The
First Reading
is from the third song of the Servant of Yhwh found in the book of
Isaiah. Service is a theme of this liturgy, which links it to the
theme of peace. After asking God to “give peace and to hear
the prayers of your servant,” we pray that God will
“show us how great is the call to serve, that we may share in
the peace of Christ.”
The service that our faith calls for is genuine service, the actual
performance of deeds that benefit those in need. James talks about
this kind of service: what good is it, he asks, if we wish others
well “but do not meet their bodily needs.”
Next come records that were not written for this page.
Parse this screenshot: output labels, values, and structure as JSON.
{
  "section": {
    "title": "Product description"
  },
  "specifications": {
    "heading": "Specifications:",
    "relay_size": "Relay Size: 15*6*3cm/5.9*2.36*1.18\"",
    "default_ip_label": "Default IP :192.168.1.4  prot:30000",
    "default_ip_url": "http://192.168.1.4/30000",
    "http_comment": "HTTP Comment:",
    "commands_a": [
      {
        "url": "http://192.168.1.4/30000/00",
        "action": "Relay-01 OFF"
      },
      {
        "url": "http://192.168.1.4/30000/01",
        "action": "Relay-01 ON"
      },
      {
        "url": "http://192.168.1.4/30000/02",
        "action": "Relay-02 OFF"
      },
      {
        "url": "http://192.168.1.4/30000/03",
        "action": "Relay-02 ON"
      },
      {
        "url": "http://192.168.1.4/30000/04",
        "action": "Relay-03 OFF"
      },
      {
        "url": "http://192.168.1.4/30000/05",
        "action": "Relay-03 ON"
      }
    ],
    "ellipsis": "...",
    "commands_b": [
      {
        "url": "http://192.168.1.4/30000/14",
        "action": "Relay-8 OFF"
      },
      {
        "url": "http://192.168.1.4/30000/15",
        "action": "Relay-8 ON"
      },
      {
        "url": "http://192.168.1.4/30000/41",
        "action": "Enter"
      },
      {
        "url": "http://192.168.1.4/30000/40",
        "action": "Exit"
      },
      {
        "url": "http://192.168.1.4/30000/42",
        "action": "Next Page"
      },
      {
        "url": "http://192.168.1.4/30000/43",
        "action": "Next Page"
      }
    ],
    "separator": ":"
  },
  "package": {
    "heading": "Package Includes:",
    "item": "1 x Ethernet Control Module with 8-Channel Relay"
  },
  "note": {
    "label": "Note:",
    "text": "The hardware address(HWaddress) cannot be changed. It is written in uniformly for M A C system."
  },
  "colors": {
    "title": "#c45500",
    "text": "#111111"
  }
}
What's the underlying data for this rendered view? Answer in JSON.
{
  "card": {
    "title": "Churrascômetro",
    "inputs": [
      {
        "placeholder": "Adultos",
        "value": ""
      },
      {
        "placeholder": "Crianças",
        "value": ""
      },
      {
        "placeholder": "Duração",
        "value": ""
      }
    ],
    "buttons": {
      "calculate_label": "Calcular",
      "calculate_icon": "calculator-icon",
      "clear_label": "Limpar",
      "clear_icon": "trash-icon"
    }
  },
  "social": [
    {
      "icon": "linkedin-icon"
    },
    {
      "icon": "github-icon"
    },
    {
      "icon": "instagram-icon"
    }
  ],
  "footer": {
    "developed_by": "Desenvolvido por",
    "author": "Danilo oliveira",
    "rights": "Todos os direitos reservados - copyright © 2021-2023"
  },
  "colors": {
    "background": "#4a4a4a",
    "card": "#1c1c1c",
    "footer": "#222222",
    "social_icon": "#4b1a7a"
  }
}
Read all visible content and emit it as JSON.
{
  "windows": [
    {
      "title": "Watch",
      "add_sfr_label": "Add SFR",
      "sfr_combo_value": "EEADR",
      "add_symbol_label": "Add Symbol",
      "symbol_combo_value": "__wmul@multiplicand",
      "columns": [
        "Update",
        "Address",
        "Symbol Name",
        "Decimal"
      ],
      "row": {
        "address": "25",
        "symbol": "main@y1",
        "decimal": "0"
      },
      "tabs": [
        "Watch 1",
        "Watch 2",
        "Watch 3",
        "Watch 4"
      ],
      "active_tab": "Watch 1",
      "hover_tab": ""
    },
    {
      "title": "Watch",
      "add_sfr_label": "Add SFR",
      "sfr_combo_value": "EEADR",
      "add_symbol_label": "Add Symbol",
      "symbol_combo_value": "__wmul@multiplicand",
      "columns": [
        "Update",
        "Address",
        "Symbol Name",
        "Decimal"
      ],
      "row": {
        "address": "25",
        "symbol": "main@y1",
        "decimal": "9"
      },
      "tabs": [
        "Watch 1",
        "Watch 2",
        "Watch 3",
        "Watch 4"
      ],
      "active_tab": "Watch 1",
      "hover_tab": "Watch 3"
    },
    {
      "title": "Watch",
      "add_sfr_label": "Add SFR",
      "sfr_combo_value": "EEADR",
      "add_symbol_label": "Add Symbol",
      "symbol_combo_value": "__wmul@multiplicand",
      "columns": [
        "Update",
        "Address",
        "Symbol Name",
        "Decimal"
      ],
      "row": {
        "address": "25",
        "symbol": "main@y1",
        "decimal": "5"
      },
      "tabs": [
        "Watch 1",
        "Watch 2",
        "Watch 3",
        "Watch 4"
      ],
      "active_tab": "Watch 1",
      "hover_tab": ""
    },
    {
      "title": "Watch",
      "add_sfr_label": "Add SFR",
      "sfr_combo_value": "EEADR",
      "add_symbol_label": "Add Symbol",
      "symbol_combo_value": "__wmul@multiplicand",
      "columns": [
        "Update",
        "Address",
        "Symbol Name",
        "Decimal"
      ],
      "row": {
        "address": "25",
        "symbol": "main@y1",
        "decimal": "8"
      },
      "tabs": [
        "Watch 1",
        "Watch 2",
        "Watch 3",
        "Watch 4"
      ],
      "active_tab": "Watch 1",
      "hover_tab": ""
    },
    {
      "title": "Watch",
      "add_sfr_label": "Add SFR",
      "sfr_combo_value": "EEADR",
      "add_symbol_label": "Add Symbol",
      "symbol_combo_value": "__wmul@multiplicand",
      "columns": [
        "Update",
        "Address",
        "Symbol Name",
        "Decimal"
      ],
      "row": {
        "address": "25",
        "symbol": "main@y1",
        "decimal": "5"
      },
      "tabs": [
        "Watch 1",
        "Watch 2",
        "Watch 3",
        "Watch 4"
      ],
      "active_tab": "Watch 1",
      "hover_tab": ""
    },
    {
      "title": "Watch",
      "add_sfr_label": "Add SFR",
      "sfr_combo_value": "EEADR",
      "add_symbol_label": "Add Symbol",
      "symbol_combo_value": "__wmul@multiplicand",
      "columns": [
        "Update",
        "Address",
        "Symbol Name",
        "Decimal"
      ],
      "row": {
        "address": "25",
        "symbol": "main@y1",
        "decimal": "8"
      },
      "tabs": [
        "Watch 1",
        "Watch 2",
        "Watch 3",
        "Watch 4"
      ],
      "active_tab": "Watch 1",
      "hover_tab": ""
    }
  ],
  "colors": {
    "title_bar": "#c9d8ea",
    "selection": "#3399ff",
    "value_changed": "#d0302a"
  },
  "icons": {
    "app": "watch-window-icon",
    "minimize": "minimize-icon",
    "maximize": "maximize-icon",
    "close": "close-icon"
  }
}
The problem with commitment to genuine service of others is that it
threatens the people of this world, who do not want to carry the
burden of caring for people who have nothing to wear and no food for
the day. The result is that those who work for peace in society by
serving the needy must suffer.
Peter did not understand this principle at first, thinking that
liberation could come without the need for suffering. Jesus has to
correct him and teach him God’s standard: the Christian life
of service amounts to carrying one’s cross in the footsteps of
Jesus. The struggle for justice is no party!
Inspired by no earthly ambition, the Church seeks but a solitary goal: to carry forward the work of Christ Himself under the lead of the befriending Spirit. And Christ entered this world to give witness to the truth, to rescue and not to sit in judgment, to serve and not to be served.